ProsperiProp’s Llew Morkel looks back on a life of disruption.
I grew up in Boksburg, and started developing software when I was only 13 years old. The first application I created was for a school project, which I developed in GW-Basic. I remember being one of only two students that submitted their project on a floppy disc. Everyone else handed in printed or handwritten documents.
A disruptor was born.
At 16 I started my commerce education. I found a job as a casual employee at JET stores in Boksburg, and spent every weekend and school holiday for the next three years unpacking stock, folding clothes or manning a cash register. I learned about retail and customers and the value of a hard day’s work.
After school I studied marketing at first, but soon found out that it wasn’t my passion. I left university and started work for an Internet Services Provider – one of the first in the country. It was the Bacher brothers who inspired my entrepreneurial spirit. And, my experience with the Internet helped me land a job at a major bank, working in its Internet banking division. Our team’s mandate was to change the world of banking; fintech in its infancy!
I qualified as Java software developer and created some of the country’s first mobile apps. Back then it used to be that sleek little Nokia 6110 that shimmered in the sunlight. We created a property listing application that worked on the Sony Ericsson P800. The app could take pictures and upload the property online before the agent even left the property. This app had all the potential of disrupting the estate agent market – but it was ahead of its time. Back then very few people knew what an app was.
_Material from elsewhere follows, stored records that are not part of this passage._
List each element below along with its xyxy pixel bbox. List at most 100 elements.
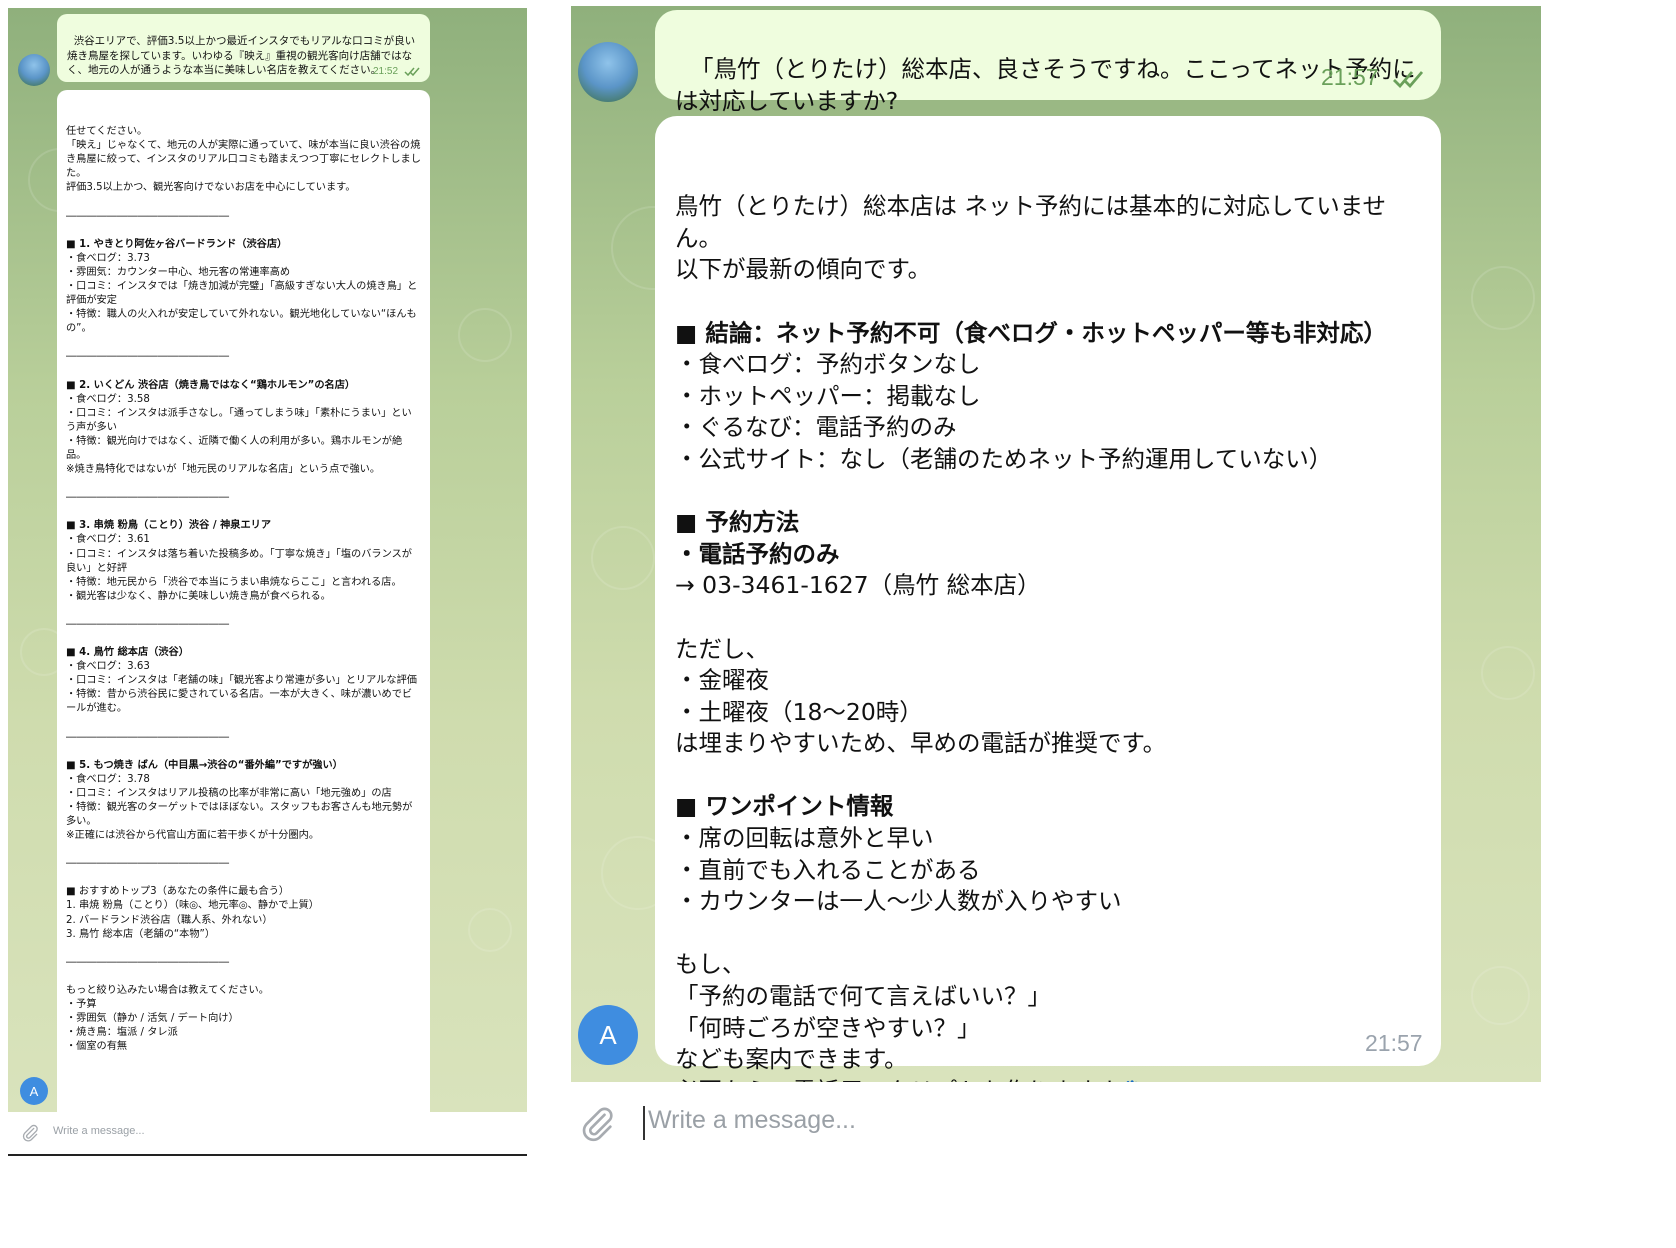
- message-time: 21:57: [1321, 64, 1379, 90]
- paperclip-icon[interactable]: [577, 1104, 617, 1144]
- reply-line: 評価3.5以上かつ、観光客向けでないお店を中心にしています。: [66, 182, 356, 194]
- bot-avatar-letter: A: [29, 1083, 39, 1099]
- reply-line: ――――――――――――――――: [66, 956, 229, 968]
- reply-lines: 任せてください。「映え」じゃなくて、地元の人が実際に通っていて、味が本当に良い渋…: [66, 125, 421, 1054]
- reply-line: [675, 602, 1419, 634]
- user-avatar[interactable]: [18, 54, 50, 86]
- reply-line: [675, 476, 1419, 508]
- bot-avatar-letter: A: [599, 1019, 617, 1050]
- reply-line: [66, 843, 421, 857]
- reply-line: ・カウンターは一人〜少人数が入りやすい: [675, 887, 1122, 916]
- reply-line: ・特徴：地元民から「渋谷で本当にうまい串焼ならここ」と言われる店。: [66, 576, 402, 588]
- reply-line: ・特徴：職人の火入れが安定していて外れない。観光地化していない“ほんもの”。: [66, 309, 417, 335]
- reply-line: [675, 918, 1419, 950]
- user-avatar[interactable]: [578, 42, 638, 102]
- reply-line: [675, 286, 1419, 318]
- reply-line: ・食べログ：3.63: [66, 661, 150, 673]
- reply-line: ――――――――――――――――: [66, 731, 229, 743]
- message-time: 21:57: [1365, 1030, 1423, 1056]
- reply-line: [66, 477, 421, 491]
- reply-line: ・口コミ：インスタは落ち着いた投稿多め。「丁寧な焼き」「塩のバランスが良い」と好…: [66, 548, 412, 574]
- bot-avatar[interactable]: A: [20, 1077, 48, 1105]
- reply-line: ■ 5. もつ焼き ばん（中目黒→渋谷の“番外編”ですが強い）: [66, 759, 343, 771]
- reply-line: [66, 942, 421, 956]
- reply-line: ・食べログ：3.58: [66, 393, 150, 405]
- reply-line: ■ おすすめトップ3（あなたの条件に最も合う）: [66, 886, 290, 898]
- reply-line: ・雰囲気：カウンター中心、地元客の常連率高め: [66, 266, 291, 278]
- bot-reply-bubble: 任せてください。「映え」じゃなくて、地元の人が実際に通っていて、味が本当に良い渋…: [57, 90, 430, 1114]
- left-input-bar: Write a message...: [8, 1112, 527, 1156]
- reply-line: [675, 760, 1419, 792]
- reply-line: ・特徴：昔から渋谷民に愛されている名店。一本が大きく、味が濃いめでビールが進む。: [66, 689, 413, 715]
- reply-line: ・直前でも入れることがある: [675, 855, 981, 884]
- reply-line: ・口コミ：インスタでは「焼き加減が完璧」「高級すぎない大人の焼き鳥」と評価が安定: [66, 281, 418, 307]
- reply-line: ・口コミ：インスタはリアル投稿の比率が非常に高い「地元強め」の店: [66, 787, 392, 799]
- reply-line: ■ 1. やきとり阿佐ヶ谷バードランド（渋谷店）: [66, 238, 288, 250]
- background-doodle: [1471, 966, 1530, 1025]
- reply-line: 鳥竹（とりたけ）総本店は ネット予約には基本的に対応していません。: [675, 192, 1387, 252]
- reply-lines: 鳥竹（とりたけ）総本店は ネット予約には基本的に対応していません。 以下が最新の傾…: [675, 191, 1419, 1107]
- reply-line: [66, 871, 421, 885]
- reply-line: ・電話予約のみ: [675, 539, 840, 568]
- background-doodle: [468, 908, 512, 952]
- reply-line: ・席の回転は意外と早い: [675, 824, 934, 853]
- reply-line: ・予算: [66, 999, 97, 1010]
- reply-line: ・特徴：観光向けではなく、近隣で働く人の利用が多い。鶏ホルモンが絶品。: [66, 435, 403, 461]
- reply-line: ・焼き鳥：塩派 / タレ派: [66, 1027, 178, 1039]
- bot-avatar[interactable]: A: [578, 1005, 638, 1065]
- background-doodle: [591, 526, 655, 590]
- right-input-bar: Write a message...: [571, 1082, 1541, 1166]
- message-meta: 21:57: [1321, 64, 1425, 91]
- reply-line: ■ 4. 鳥竹 総本店（渋谷）: [66, 647, 189, 659]
- bot-reply-bubble: 鳥竹（とりたけ）総本店は ネット予約には基本的に対応していません。 以下が最新の傾…: [655, 116, 1441, 1105]
- reply-line: ――――――――――――――――: [66, 858, 229, 870]
- reply-line: ・土曜夜（18〜20時）: [675, 697, 923, 726]
- reply-line: 3. 鳥竹 総本店（老舗の“本物”）: [66, 928, 216, 940]
- reply-line: 2. バードランド渋谷店（職人系、外れない）: [66, 914, 273, 926]
- reply-line: 「何時ごろが空きやすい？」: [675, 1013, 981, 1042]
- reply-line: もっと絞り込みたい場合は教えてください。: [66, 984, 269, 996]
- reply-line: もし、: [675, 950, 746, 979]
- reply-line: ■ 3. 串焼 粉鳥（ことり）渋谷 / 神泉エリア: [66, 520, 272, 532]
- reply-line: ・食べログ：3.78: [66, 773, 150, 785]
- reply-line: [66, 716, 421, 730]
- text-cursor: [643, 1106, 645, 1140]
- reply-line: ・金曜夜: [675, 666, 769, 695]
- message-meta: 21:52: [373, 66, 420, 77]
- reply-line: ■ ワンポイント情報: [675, 792, 894, 821]
- reply-line: ■ 予約方法: [675, 508, 800, 537]
- reply-line: ・ホットペッパー：掲載なし: [675, 381, 981, 410]
- reply-line: 「予約の電話で何て言えばいい？」: [675, 982, 1051, 1011]
- reply-line: [66, 970, 421, 984]
- reply-line: ・個室の有無: [66, 1041, 128, 1053]
- reply-line: [66, 336, 421, 350]
- reply-line: 任せてください。: [66, 126, 148, 138]
- message-input[interactable]: Write a message...: [648, 1106, 856, 1135]
- reply-line: ・観光客は少なく、静かに美味しい焼き鳥が食べられる。: [66, 590, 331, 602]
- reply-line: ――――――――――――――――: [66, 351, 229, 363]
- reply-line: ※正確には渋谷から代官山方面に若干歩くが十分圏内。: [66, 830, 320, 842]
- reply-line: ※焼き鳥特化ではないが「地元民のリアルな名店」という点で強い。: [66, 464, 381, 476]
- reply-line: [66, 224, 421, 238]
- read-check-icon: [404, 67, 420, 76]
- reply-line: は埋まりやすいため、早めの電話が推奨です。: [675, 729, 1167, 758]
- paperclip-icon[interactable]: [20, 1123, 40, 1143]
- reply-line: 「映え」じゃなくて、地元の人が実際に通っていて、味が本当に良い渋谷の焼き鳥屋に絞…: [66, 140, 421, 180]
- message-input[interactable]: Write a message...: [53, 1125, 145, 1137]
- message-text: 渋谷エリアで、評価3.5以上かつ最近インスタでもリアルな口コミが良い焼き鳥屋を探…: [67, 35, 416, 77]
- background-doodle: [458, 308, 512, 362]
- reply-line: [66, 364, 421, 378]
- reply-line: ・特徴：観光客のターゲットではほぼない。スタッフもお客さんも地元勢が多い。: [66, 801, 413, 827]
- reply-line: → 03-3461-1627（鳥竹 総本店）: [675, 571, 1041, 600]
- reply-line: [66, 632, 421, 646]
- reply-line: 1. 串焼 粉鳥（ことり）（味◎、地元率◎、静かで上質）: [66, 900, 319, 912]
- reply-line: ■ 結論：ネット予約不可（食べログ・ホットペッパー等も非対応）: [675, 318, 1387, 347]
- reply-line: [66, 196, 421, 210]
- reply-line: ・雰囲気（静か / 活気 / デート向け）: [66, 1013, 239, 1025]
- background-doodle: [1471, 266, 1535, 330]
- reply-line: ・食べログ：3.61: [66, 534, 150, 546]
- reply-line: ・食べログ：3.73: [66, 252, 150, 264]
- reply-line: ・口コミ：インスタは派手さなし。「通ってしまう味」「素朴にうまい」という声が多い: [66, 407, 412, 433]
- reply-line: ・食べログ：予約ボタンなし: [675, 350, 981, 379]
- message-time: 21:52: [373, 66, 399, 77]
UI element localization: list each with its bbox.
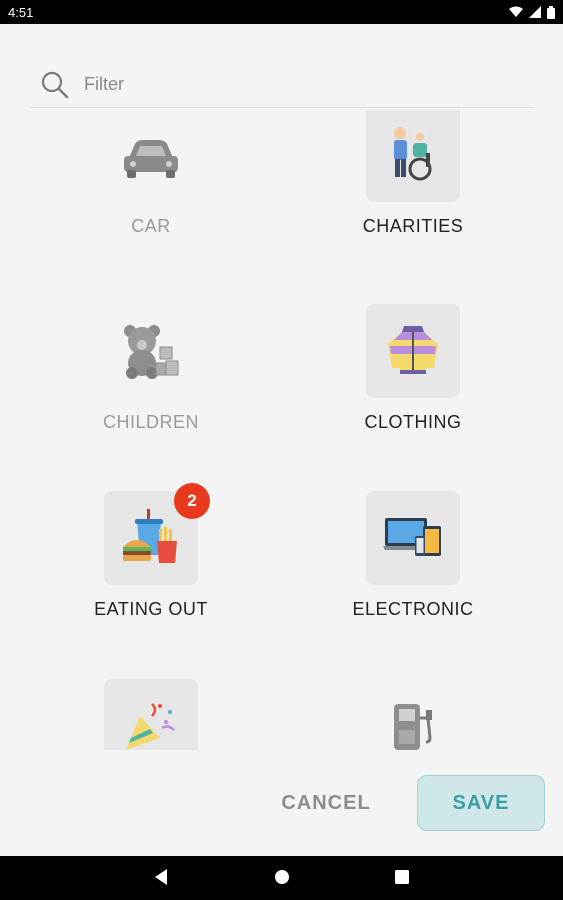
category-tile [366,491,460,585]
status-icons [509,5,555,19]
category-tile [366,679,460,750]
charities-icon [394,127,432,181]
category-label: CAR [131,216,171,236]
category-label: EATING OUT [94,599,208,619]
battery-icon [547,5,555,19]
category-tile [366,304,460,398]
status-time: 4:51 [8,4,34,20]
category-tile [104,304,198,398]
category-tile [366,110,460,202]
category-eating-out[interactable]: 2 EATING OUT [31,483,271,631]
filter-bar [30,62,533,108]
notification-badge: 2 [174,483,210,519]
category-tile [104,116,198,202]
category-tile [104,679,198,750]
signal-icon [529,6,541,18]
fuel-pump-icon [394,704,432,750]
car-icon [124,140,178,178]
back-icon[interactable] [153,868,169,886]
category-car[interactable]: CAR [31,110,271,250]
category-label: CLOTHING [364,412,462,432]
cancel-button[interactable]: CANCEL [262,776,390,830]
teddy-bear-icon [124,325,179,379]
navigation-bar [0,856,563,900]
category-charities[interactable]: CHARITIES [293,110,533,250]
recents-icon[interactable] [394,868,410,886]
status-bar: 4:51 [0,0,563,24]
search-icon[interactable] [40,70,70,100]
home-icon[interactable] [273,868,291,886]
devices-icon [383,518,441,556]
filter-input[interactable] [84,74,484,95]
category-label: ELECTRONIC [352,599,474,619]
wifi-icon [509,6,523,17]
jacket-icon [388,326,438,374]
category-electronic[interactable]: ELECTRONIC [293,491,533,631]
category-grid: CAR CHARITIES CHILDREN CLOTHING 2 EATING… [0,110,563,750]
party-icon [126,703,175,750]
category-children[interactable]: CHILDREN [31,304,271,444]
dialog-actions: CANCEL SAVE [0,770,563,840]
category-party[interactable] [31,679,271,750]
category-tile: 2 [104,483,210,585]
save-button[interactable]: SAVE [417,775,545,831]
category-fuel[interactable] [293,679,533,750]
category-label: CHILDREN [102,412,199,432]
category-clothing[interactable]: CLOTHING [293,304,533,444]
fast-food-icon [123,509,177,563]
category-label: CHARITIES [362,216,464,236]
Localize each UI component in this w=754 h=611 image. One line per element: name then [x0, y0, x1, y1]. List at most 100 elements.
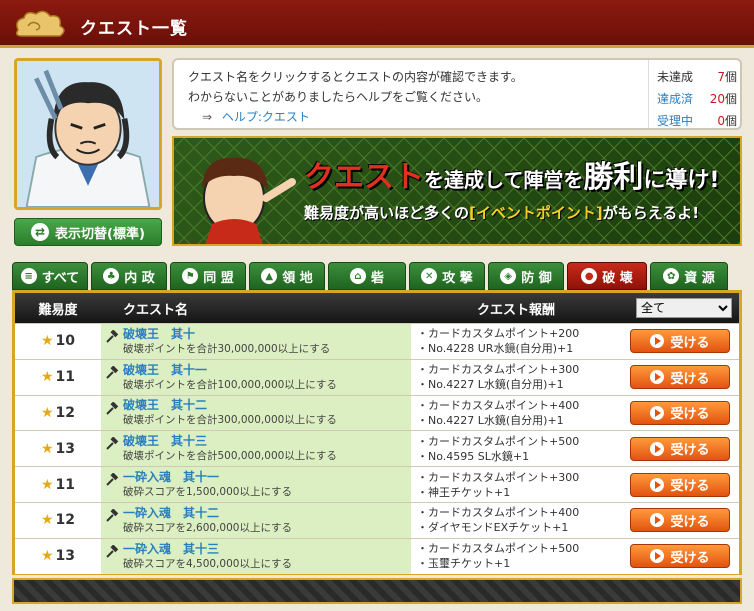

My first real success as a fintech entrepreneur came with the launch of an online escrow platform. This platform made it possible for the ordinary person to setup a safe transaction between two or more parties, without the need for a lawyer or a bank to mediate the transaction. We managed to put a product in the market that would disrupt cross-border trading and the need for letters of credit.
I sold the escrow business and used my time to focus on a new vision. I set out to make it possible for the middle to low-income earner to benefit from the wealth-creating power of property. ProsperiProp was born about two years later. ProsperiProp uses Blockchain technology and cryptocurrencies to create new opportunities in property investment.
We created a business model that will ultimately make it possible for someone to buy into an array of the world’s top share portfolios for as little as R25. That R25 earns the same interest, and the same capital appreciation as a million-dollar investment in the same shares.
Disruption will happen.
It is inevitable. New thinking will always challenge the establishment. New technology brings new opportunities and the establishment knows they need to embrace it or get left behind. The challenge for us, the disruptors, is to find ways to work with and learn from the establishments.
I’ve learned that it’s important to know your strengths and leverage partnerships and encourage collaboration in order for disruption to be effective – it cannot work in isolation.
New technology brings new opportunities and the establishment knows they need to embrace it or get left behind.
The problem with disruptive technologies is that they are just tech. They aren’t a business. There is so much more to a business than just the tech – just ask UBER. We can learn from the establishments about being a business. I believe that the establishment has a big role to play in offering the necessary legal frameworks, supporting the client, bringing trust and big brand power.
- Llew Morkel is the CEO and founder of ProsperiProp.